What is RFID Asset Tracking?Matt Slutz
The Traceability problem arises with the need to know “Where’s my stuff?” Traceability is the ability to trace or track the movements and processes through which a particular product has traveled. It is the ability to track an asset and all the progressions that the asset goes through, from the acquisition of raw materials through production to consumption. In other words, traceability allows us to have knowledge and control at all times of when and where a product was manufactured, what phases or places it has traveled in the distribution process, and finally by whom and where it is purchased, utilized, or consumed.
The identification systems of products, merchandise, packages, etc., allows the manufacturer to give a unique ‘registration’ to each item, box, or pallet to initiate its traceability, establishing a system that allows us to recognize each piece individually and thus build their traceability along the chain.
Barcoding has been the system of choice in the industry for many years but is not always effective because many times it relies on a human interaction to scan an item, while RFID tags allow automatic readings of items in motion without the need for physical touch or even eye contact. In addition, it can record simultaneous readings on an assembly or shipping line at distances up to 10 meters.

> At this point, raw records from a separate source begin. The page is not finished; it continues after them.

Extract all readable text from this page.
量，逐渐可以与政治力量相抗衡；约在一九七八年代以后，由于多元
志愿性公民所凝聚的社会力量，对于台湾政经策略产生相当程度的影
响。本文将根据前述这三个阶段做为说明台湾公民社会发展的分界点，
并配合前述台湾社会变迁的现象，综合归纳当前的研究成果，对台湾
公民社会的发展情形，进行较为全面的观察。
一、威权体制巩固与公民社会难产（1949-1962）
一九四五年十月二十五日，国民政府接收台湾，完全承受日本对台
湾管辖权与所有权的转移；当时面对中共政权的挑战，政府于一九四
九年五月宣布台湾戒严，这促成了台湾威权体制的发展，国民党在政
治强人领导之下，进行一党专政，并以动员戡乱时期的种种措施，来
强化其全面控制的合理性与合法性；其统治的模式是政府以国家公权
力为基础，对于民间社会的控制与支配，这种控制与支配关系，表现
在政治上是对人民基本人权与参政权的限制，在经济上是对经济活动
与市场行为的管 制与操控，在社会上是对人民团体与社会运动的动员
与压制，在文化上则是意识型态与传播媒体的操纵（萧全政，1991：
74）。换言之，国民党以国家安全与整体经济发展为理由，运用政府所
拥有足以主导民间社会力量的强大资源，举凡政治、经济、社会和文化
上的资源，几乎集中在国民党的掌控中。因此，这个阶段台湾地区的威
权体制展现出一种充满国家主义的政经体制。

Since its inception, RFID technology has been providing manufacturers with high-quality, reliable, product track-and-trace functionality throughout their supply chains. Today’s RFID platforms automate the product identification process during shipping, receiving, packing, and storage operations. Inventory counts are performed smoothly with fixed and mobile readers for greater visibility, efficiency, and safety.
Thanks to RFID systems we can now not only follow the product throughout the supply chain but also learn about its interaction with the customer or consumer. Thus, it is a technology that offers strategic advantages to the manufacturing industry, since it can be used in the tracking of inventories more efficiently while providing visibility of real-time inventory traffic. Manufacturers need this real-time visibility for things like work in process (WIP), raw materials tracking, supply chain processes, inbound and outbound shipments, returnable racking, metrics and analytics, and process traceability.
RFID Tracking systems are increasingly gaining more popularity in the manufacturing industry. The technology has many benefits in the manufacturing industry including:
- Tracking of items, containers, and pallets from production to supplier and final destination in real time,
- Returnable and reusable rack tracking, (Supplier sends parts to the manufacturer in returnable, reusable crates. These crates are tracked in real time to ensure they are returned from manufacturer to supplier.)
- Record keeping of the journey products,
- Detection of errors and problems,
- Notifications and alerts in real time if articles leave the warehouse without authorization,
- Control of the location of products within the warehouse,
- Visibility of work in process and traceability of production workflow in real time,
- Validation and verification that right parts and right counts are being used in the manufacturing process and right products are being shipped, and
- Quality control tracking.
The path that the product follows, from production to retail, provides valuable information in times of Big Data. As a result of this new available information and with the help of business intelligence or data mining applications, manufacturers can now handle alternative and variable solutions for just-in-time and just-in-sequence production processes. With RFID, today the manufacturer can obtain and utilize deeper knowledge of production control, process optimization, and quality control.